Assuming you see a nice results page with graphs in Firefox, you should be good to proceed with benchmarking your own web server.

Create the following test files.  (This configuration is inspired by the basic FunkLoad tutorial)

test_ecpe177.py : 

import unittest
from random import random
from funkload.FunkLoadTestCase import FunkLoadTestCase

class ecpe177(FunkLoadTestCase):
    """This test use a configuration file ecpe177.conf."""
    def setUp(self):
        """Setting up test."""
        self.server_url = self.conf_get('main', 'url')

    def test_ecpe177(self):
        # The description should be set in the configuration file
        server_url = self.server_url
        # begin of test ---------------------------------------------
        nb_time = self.conf_getInt('test_ecpe177', 'nb_time')
        for i in range(nb_time):
            self.get(server_url, description='Get url')
        # end of test -----------------------------------------------

if __name__ in ('main', '__main__'):
    unittest.main()

 

ecpe177.conf : (Note, you should change the URL hostname from localhost to whatever the actual server location is)

# main section for the test case
[main]
title=Project 2 Web Server Test
description=COMP / ECPE 177
url=http://localhost:8080/index.html

# a section for each test
[test_ecpe177]
description=Access %(nb_time)s times the main url
nb_time=20

# a section to configure the test mode
[ftest]
log_to = console file
log_path = ecpe177-test.log
result_path = ecpe177-test.xml
sleep_time_min = 0
sleep_time_max = 0

# a section to configure the bench mode
[bench]
cycles = 1:10:20:30:40:50:75:100:125:150
duration = 40
startup_delay = 0.01
sleep_time = 0.01
cycle_time = 1
log_to =
log_path = ecpe177-bench.log
result_path = ecpe177-bench.xml
sleep_time_min = 0
sleep_time_max = 0.5

 

Ensure that your web server is running, and then verify that your benchmark is functional by running a quick test. (You should see OK printed in green at various points in the test)

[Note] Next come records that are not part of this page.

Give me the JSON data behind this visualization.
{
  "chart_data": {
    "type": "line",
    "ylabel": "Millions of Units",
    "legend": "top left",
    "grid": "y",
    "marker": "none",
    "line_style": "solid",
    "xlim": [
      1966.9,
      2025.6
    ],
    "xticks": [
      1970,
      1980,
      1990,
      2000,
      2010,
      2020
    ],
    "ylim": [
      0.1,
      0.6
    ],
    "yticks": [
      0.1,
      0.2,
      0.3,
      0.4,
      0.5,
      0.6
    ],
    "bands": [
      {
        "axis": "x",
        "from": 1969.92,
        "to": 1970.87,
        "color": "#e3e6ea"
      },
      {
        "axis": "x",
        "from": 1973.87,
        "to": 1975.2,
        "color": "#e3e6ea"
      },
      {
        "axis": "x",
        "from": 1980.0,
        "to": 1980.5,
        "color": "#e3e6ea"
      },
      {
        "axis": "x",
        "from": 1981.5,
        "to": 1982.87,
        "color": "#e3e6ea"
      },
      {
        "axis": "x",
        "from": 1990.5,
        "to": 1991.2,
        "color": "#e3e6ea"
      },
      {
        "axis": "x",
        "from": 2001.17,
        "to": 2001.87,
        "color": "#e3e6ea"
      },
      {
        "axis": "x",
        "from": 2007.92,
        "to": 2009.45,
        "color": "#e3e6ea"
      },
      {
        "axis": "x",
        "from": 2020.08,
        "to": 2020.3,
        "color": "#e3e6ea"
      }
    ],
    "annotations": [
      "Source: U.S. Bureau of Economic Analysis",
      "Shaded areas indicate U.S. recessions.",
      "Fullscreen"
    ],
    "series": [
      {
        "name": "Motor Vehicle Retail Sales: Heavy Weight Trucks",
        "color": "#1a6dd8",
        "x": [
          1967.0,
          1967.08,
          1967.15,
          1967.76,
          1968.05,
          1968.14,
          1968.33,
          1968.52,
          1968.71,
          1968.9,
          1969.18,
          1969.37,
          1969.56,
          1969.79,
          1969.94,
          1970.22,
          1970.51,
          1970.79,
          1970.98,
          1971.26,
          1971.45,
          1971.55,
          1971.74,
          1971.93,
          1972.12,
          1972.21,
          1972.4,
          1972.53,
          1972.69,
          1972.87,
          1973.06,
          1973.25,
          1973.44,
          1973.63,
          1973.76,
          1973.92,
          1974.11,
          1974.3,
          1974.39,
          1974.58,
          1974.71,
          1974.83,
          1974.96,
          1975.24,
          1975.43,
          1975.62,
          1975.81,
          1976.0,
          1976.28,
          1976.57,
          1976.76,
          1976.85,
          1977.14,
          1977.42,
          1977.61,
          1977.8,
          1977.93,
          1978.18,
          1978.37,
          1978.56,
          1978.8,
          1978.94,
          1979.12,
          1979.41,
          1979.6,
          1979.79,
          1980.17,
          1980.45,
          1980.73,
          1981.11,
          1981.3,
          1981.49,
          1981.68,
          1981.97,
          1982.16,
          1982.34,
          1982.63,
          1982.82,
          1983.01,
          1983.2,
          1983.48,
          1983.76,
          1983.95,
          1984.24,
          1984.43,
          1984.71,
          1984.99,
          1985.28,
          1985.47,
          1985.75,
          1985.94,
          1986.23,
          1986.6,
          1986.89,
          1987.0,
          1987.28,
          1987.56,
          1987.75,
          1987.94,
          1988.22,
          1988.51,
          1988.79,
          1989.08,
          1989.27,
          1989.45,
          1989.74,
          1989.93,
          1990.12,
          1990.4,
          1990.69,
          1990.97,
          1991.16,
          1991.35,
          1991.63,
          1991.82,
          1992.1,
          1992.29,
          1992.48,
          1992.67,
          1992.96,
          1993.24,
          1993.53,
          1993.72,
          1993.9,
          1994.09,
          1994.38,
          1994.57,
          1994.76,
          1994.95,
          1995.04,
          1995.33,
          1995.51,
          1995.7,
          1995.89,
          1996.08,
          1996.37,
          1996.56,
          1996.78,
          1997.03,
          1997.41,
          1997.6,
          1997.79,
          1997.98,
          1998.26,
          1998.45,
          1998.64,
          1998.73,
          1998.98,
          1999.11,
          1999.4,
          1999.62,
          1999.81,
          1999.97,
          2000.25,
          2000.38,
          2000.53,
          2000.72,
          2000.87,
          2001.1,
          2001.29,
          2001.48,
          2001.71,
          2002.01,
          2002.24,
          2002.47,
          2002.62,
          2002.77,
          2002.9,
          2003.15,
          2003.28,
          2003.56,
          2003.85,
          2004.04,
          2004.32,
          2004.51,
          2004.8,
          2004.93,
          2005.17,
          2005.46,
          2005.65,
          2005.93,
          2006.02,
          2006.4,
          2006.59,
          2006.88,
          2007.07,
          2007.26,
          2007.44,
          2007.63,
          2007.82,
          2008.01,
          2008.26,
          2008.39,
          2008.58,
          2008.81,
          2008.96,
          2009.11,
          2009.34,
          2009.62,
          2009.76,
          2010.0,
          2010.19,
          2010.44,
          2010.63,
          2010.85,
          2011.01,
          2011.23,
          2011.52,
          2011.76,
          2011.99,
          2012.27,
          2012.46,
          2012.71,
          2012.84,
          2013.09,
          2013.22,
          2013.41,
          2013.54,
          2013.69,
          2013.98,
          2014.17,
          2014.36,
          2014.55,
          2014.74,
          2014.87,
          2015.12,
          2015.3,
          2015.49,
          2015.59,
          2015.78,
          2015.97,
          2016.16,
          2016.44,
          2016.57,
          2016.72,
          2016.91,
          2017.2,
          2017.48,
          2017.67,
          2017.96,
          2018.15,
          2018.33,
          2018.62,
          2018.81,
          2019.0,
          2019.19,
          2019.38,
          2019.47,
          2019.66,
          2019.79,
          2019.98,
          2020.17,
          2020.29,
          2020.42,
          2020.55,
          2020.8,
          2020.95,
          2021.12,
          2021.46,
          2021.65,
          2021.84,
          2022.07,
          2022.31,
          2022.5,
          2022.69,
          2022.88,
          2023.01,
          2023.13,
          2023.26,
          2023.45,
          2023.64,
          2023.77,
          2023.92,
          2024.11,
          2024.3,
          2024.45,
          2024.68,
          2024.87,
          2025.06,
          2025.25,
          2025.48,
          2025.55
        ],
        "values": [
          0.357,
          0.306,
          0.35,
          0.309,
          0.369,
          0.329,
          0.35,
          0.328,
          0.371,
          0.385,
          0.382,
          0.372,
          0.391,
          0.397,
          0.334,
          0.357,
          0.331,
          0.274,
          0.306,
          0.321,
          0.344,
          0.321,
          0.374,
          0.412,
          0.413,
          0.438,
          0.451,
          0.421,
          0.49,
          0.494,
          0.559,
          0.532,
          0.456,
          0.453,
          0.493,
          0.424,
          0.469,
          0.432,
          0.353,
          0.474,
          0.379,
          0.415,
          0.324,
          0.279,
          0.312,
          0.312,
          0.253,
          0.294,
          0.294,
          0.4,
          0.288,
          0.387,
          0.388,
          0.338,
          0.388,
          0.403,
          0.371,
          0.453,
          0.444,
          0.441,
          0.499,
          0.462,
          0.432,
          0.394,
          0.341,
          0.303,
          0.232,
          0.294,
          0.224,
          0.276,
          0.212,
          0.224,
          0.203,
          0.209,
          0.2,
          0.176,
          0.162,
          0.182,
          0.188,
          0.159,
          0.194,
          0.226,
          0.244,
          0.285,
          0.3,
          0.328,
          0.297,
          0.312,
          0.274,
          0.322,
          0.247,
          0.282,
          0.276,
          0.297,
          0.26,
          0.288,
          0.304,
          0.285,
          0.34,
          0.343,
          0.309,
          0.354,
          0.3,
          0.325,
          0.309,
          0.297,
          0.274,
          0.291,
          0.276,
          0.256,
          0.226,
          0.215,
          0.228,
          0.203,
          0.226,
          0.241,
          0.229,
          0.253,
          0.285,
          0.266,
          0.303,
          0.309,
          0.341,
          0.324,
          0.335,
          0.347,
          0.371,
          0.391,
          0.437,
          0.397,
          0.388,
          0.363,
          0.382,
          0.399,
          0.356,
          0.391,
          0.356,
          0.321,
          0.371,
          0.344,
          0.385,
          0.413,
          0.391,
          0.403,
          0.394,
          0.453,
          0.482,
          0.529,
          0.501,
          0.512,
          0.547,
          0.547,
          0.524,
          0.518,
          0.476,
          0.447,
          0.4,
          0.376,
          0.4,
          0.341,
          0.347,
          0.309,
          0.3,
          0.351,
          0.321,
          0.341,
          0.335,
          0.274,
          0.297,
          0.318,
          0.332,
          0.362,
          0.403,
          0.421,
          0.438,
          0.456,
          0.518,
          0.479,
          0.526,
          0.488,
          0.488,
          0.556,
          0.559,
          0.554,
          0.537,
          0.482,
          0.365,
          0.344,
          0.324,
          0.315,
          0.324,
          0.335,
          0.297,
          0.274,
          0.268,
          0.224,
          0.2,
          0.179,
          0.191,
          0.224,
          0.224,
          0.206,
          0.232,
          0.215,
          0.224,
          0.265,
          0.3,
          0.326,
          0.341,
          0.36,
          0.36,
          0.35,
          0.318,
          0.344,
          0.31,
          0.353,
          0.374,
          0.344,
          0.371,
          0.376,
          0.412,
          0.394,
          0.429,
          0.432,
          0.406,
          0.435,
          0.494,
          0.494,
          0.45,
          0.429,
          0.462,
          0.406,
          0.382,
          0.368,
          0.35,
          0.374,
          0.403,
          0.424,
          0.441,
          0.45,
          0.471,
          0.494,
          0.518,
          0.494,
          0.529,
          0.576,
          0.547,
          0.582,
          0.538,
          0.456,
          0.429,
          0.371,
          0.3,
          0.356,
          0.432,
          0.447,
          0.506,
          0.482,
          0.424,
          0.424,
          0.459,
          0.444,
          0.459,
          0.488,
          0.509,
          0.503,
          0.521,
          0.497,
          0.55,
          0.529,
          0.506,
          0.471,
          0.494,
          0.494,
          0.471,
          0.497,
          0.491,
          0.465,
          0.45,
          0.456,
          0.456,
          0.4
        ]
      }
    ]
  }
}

fl-run-test -dv test_ecpe177.py

Note:  FunkLoad sends requests using the legacy HTTP/1.0 standard, unlikely modern browsers that use HTTP/1.1.  For our project, the only significant difference is that, in HTTP/1.0, a connection is closed after a single request, rather than remaining open for subsequent requests from the same client. You may need to extend your web server to support HTTP/1.0.

Run the actual benchmark test suite:

fl-run-bench test_ecpe177.py ecpe177.test_ecpe177

Produce the HTML report file, and open in Firefox: 

fl-build-report --html ecpe177-bench.xml
firefox test_ecpe177-XXXXXXXX/index.html & 

 

Resources

See the main resource page for links that helped me when developing my solution.

 

Submission

Your submitted project must include:

  • Web server code
  • FunkLoad test script and config file
  • FunkLoad benchmark report for Project 1 web server (including graphs)
  • FunkLoad benchmark report for Project 2 web server (including graphs)
  • A readme.txt file explaining what parallelism method you chose to implement

In standard Linux style, submit your final project as a .tar.gz compressed archive.  To create the archive, assuming your files are in the folder "project2", run:

$ tar -cvzf project2.tar.gz project2

Once created, upload this file to the corresponding Sakai assignment and submit.